Neophytes and old hands though should remember some almost-iron-laws of investing. Optimism, and its kissing-cousin hubris, should always provoke caution. Pessimism, on the other hand, is the harbinger of sentimental inflection and should provoke analysis for opportunity.
This note is not aimed at the fearful on the sidelines. There’s no argument that’ll sway that constituency. Instead I want to socialize an argument for continued engagement; for myself and others already committed (to China specifically for the balance of this note) to remind what we’re doing here and to remind ourselves now, above all, to Hold-Fast.
[Hold-Fast – Originally a nautical term probably borrowed from the Dutch “houd vast” (hold tight) referring to the importance of securely gripping a ship’s rigging. Urbandictionary.com]
How Bad are Things Now? In General
It’d be hard to imagine a scenario worse for emerging markets than investors are presented with presently. In no particular order the main issues, which require no elaboration, are as follows:
i) A strong U.S. dollar and therefore downward pressure on EM currencies
ii) Rising U.S. interest rates offering a more attractive home for global cash
iii) Signs of resurgent U.S. inflation acting as an accelerator for the above
iv) Trade wars, everywhere
v) Persistent strength of the U.S. stock market undermining all argument for alternatives
How Bad are Things Now? For China
Again in no particular order and with equally no need for elaboration China’s main issues are:
i) An economy that’s seen peak-growth
ii) A trade war in the process of becoming a permanent feature
iii) Serious questions about the legitimacy of the current leadership
iv) Shifting emphasis in domestic policy towards greater government participation in the economy
v) Stock market weakness, especially pronounced in areas representing the vanguard of a new economic model i.e. tech, internet, Fintech, education, biotech, new energy and et cetera.
But Who Doesn’t Know?
I’ll be honest. I didn’t see a lot of this coming. I thought in the beginning of the year the outlook for the global economy looked pretty good, the U.S. in particular, and progress there would be reflected in stock prices in other markets. Only partly right as its turned out.
I may have been incorrectly optimistic about China stock prices a few months ago; but Ms. Market never bought in.
You can see here optimism peaked in January this year (about the same time as my own, d’oh!); but since then there’s been a steady unwind of feel-good. The forward P/E for December 2019 is 6.5x and very close to the low, established in a very panicky January 2016, of 5.8x.
The Time To Panic is When?
When a market, or stocks within in it, present the possibility of permanent capital loss exits should be checked irrespective of whatever price moves have already taken place.

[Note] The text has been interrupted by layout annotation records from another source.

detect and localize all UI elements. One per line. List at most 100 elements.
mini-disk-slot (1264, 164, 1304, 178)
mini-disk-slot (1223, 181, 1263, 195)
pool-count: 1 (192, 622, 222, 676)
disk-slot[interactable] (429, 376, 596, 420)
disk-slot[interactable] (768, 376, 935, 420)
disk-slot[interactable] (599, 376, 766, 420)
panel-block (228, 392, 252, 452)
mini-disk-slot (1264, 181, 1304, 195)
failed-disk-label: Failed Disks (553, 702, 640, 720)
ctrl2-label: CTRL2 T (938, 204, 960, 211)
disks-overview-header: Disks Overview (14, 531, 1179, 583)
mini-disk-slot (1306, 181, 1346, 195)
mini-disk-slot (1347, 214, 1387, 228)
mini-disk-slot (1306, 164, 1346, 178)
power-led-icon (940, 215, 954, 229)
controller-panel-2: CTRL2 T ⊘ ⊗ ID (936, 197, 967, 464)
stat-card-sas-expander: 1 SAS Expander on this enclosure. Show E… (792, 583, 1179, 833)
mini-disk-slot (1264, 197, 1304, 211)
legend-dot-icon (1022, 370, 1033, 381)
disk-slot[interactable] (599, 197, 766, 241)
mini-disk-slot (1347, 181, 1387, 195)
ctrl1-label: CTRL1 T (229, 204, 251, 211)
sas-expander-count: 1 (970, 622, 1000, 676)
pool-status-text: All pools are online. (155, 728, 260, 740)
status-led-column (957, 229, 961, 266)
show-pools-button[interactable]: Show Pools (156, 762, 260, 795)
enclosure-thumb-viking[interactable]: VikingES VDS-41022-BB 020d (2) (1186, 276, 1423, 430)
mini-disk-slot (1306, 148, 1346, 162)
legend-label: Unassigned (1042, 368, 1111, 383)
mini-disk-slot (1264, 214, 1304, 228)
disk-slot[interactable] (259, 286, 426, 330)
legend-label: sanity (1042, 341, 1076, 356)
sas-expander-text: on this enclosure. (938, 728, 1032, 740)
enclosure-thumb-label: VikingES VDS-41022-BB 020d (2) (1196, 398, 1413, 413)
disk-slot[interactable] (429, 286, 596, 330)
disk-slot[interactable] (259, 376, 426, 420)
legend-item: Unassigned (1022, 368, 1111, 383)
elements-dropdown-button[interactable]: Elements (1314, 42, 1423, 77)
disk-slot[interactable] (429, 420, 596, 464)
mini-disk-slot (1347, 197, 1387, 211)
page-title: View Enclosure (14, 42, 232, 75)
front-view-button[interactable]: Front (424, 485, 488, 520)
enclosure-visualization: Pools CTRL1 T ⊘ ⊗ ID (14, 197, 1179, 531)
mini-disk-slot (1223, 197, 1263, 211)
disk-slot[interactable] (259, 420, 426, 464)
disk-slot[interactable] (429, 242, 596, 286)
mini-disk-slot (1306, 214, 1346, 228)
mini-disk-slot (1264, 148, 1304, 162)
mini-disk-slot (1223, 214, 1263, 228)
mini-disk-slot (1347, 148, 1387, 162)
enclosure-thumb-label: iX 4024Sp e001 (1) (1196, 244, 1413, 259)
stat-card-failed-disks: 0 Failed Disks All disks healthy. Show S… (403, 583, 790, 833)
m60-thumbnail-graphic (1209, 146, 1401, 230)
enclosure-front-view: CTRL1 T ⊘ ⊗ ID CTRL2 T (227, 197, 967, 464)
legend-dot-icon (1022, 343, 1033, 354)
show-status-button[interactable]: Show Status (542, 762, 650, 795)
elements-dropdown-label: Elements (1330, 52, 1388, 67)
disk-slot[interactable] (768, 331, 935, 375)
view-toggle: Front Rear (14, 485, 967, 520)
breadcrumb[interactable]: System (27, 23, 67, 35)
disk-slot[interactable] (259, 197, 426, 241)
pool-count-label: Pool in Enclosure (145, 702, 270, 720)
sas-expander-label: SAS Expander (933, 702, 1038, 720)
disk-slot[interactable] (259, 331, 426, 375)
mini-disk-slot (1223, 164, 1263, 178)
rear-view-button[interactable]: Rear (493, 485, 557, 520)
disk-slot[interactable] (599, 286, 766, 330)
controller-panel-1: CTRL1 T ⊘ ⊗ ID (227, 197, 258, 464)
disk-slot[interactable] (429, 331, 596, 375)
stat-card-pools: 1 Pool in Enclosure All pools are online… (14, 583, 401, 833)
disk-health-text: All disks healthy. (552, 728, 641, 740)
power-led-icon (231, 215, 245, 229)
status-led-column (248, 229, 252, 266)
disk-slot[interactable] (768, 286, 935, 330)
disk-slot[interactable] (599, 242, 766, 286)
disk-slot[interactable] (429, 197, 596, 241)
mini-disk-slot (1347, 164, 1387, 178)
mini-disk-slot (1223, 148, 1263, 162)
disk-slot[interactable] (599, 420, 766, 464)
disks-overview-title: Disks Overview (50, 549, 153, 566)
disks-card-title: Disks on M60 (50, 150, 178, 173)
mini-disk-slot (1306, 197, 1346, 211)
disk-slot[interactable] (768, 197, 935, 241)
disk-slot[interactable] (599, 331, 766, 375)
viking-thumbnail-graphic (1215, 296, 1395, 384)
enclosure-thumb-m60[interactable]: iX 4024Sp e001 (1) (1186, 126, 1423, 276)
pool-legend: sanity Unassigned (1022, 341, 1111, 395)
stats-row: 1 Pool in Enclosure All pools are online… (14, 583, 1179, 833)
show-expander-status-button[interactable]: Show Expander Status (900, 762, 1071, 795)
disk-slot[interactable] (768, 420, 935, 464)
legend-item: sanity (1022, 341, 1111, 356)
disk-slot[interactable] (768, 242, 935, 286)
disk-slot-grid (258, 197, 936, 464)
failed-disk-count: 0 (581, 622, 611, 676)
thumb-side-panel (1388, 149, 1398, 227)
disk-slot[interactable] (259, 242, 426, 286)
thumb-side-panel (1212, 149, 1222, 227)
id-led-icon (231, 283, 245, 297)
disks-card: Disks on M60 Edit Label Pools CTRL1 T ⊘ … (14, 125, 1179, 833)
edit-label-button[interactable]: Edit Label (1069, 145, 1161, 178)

Enron, for example, for as long a bid was posted was a sell all the way down. Japan, despite the odd respite, was a sell for the 20-years following its peak in 1989.
Malfeasance, technological change or very expensive assets in correction are all falling knives to be avoided; but China stocks are (mostly) none of the above.
To return to the seafaring theme in the title of this note, if the macro environment is the sea then stocks are vessels on that sea and a bottom-up analysis is an inspection of seaworthiness. We don’t want to find ourselves in leaky vessels and can, via careful analysis, usually spare ourselves that fate.
Sturdy Vessels
My analysis of the China stocks that most matter to me i.e. the ones I’m invested in reveal a flotilla of sturdy craft; and I believe China stocks in general to be in, mostly, the same ship-shape.
Corporate profits are growing with the strong possibility this will continue well into 2019. Borrowings are prudent and, as noted in the chart above, valuations are at levels not usually associated with significant downside.
None of my chosen capital-carriers are holed below the waterline and none appear to be being swamped by angry seas. Engines are still pumping, propellers doggedly turning; and this analysis probably extends to the majority of the listed China stock universe
There’s therefore no reason to man lifeboats or recommend anybody begin to abandon ship(s).
Another Almost-Iron-Law
I referred above to ‘.. some almost iron-laws of investing.’ with regards to optimism and pessimism.
There’s another almost-iron-law about valuation which I know all will be familiar with but, for the avoidance of doubt, let me remind; extremes are nearly always followed by reversals.
The chart above highlights how extreme valuation has become only for stocks that comprise the Hang Seng China Enterprises Index (HSCEI) of Hong Kong listed China stocks, but its a reasonable cipher for China stocks in general.
The last time we were forced down to current valuation levels was in January 2016. At that time the HSCEI troughed around 7,500 from where it went on a 2-year recovery to a high in January this year of 13,700, a recovery of just over 80%. History may not repeat itself, but if it only sloppily rhymes there’s clearly more reason to remain involved than bail.
In Conclusion
I understand why faint-hearts will want to continue to stay off troubled waters; and they should. For those of us already committed though there seems little downside in pressing on with the very real possibility of a strong recovery.
This is not a time to obviously pile in; it is though a time history suggests investors should at the very least Hold-Fast!